Author:

Abstract:

It will be shown that extended Krylov subspaces —under some assumptions— can be computed approximately without any explicit inversion or system solves involved. Instead we do the necessary computations in an implicit way using the information from an enlarged standard Krylov subspace. For Krylov spaces the matrices capturing the recurrence coefficients of the orthogonal basis can be retrieved by projecting the original matrix on a particular orthogonal basis of the associated Krylov space. It is also well-known that for (extended) Krylov spaces of full dimension, this matrix can be obtained directly via similarity transformations on the original matrix. In this talk the iterative and the direct similarity approach are combined. First, an orthogonal basis of a large standard Krylov subspace is constructed iteratively.
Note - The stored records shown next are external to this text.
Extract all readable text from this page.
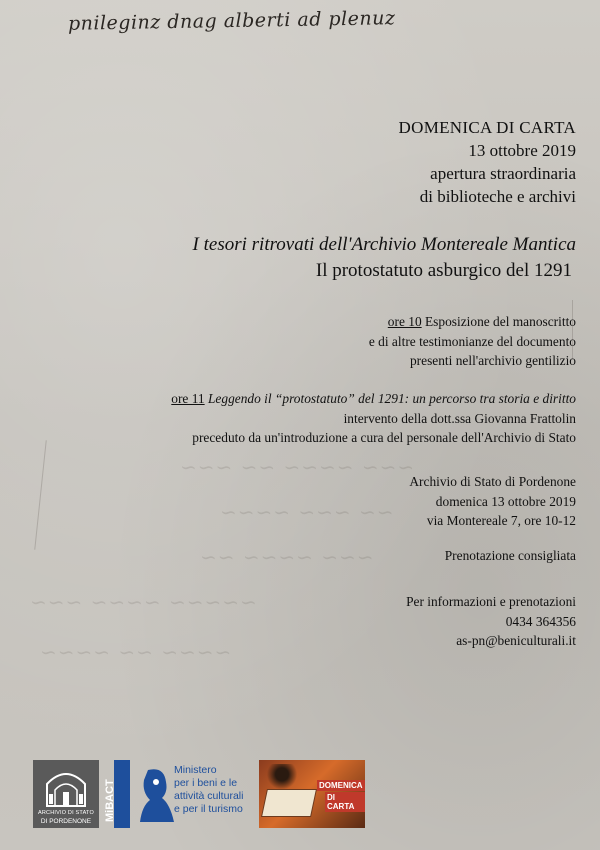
∽∽∽ ∽∽ ∽∽∽∽ ∽∽∽
∽∽∽∽ ∽∽∽ ∽∽
∽∽ ∽∽∽∽ ∽∽∽
∽∽∽ ∽∽∽∽ ∽∽∽∽∽
∽∽∽∽ ∽∽ ∽∽∽∽
pnileginz dnag alberti ad plenuz
DOMENICA DI CARTA
13 ottobre 2019
apertura straordinaria
di biblioteche e archivi
I tesori ritrovati dell'Archivio Montereale Mantica
Il protostatuto asburgico del 1291
ore 10 Esposizione del manoscritto
e di altre testimonianze del documento
presenti nell'archivio gentilizio
ore 11 Leggendo il “protostatuto” del 1291: un percorso tra storia e diritto
intervento della dott.ssa Giovanna Frattolin
preceduto da un'introduzione a cura del personale dell'Archivio di Stato
Archivio di Stato di Pordenone
domenica 13 ottobre 2019
via Montereale 7, ore 10-12
Prenotazione consigliata
Per informazioni e prenotazioni
0434 364356
as-pn@beniculturali.it
ARCHIVIO DI STATO
DI PORDENONE	MiBACT
Ministero
per i beni e le
attività culturali
e per il turismo
DOMENICA
DI CARTA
Second, cleverly chosen similarity transformations are executed to alter the matrix of recurrences, thereby also changing the orthogonal basis vectors spanning the large Krylov space. Finally, only a few of the new basis vectors are retained resulting in an orthogonal basis approximately spanning a chosen extended Krylov subspace K_{l,p}(A,v) = span {A^{-p+1}v, ... , A^{-1}v, v, Av, A^{2}v, ... , A^{l-1}v}. Numerical experiments will reveal advantages and disadvantages of this approach.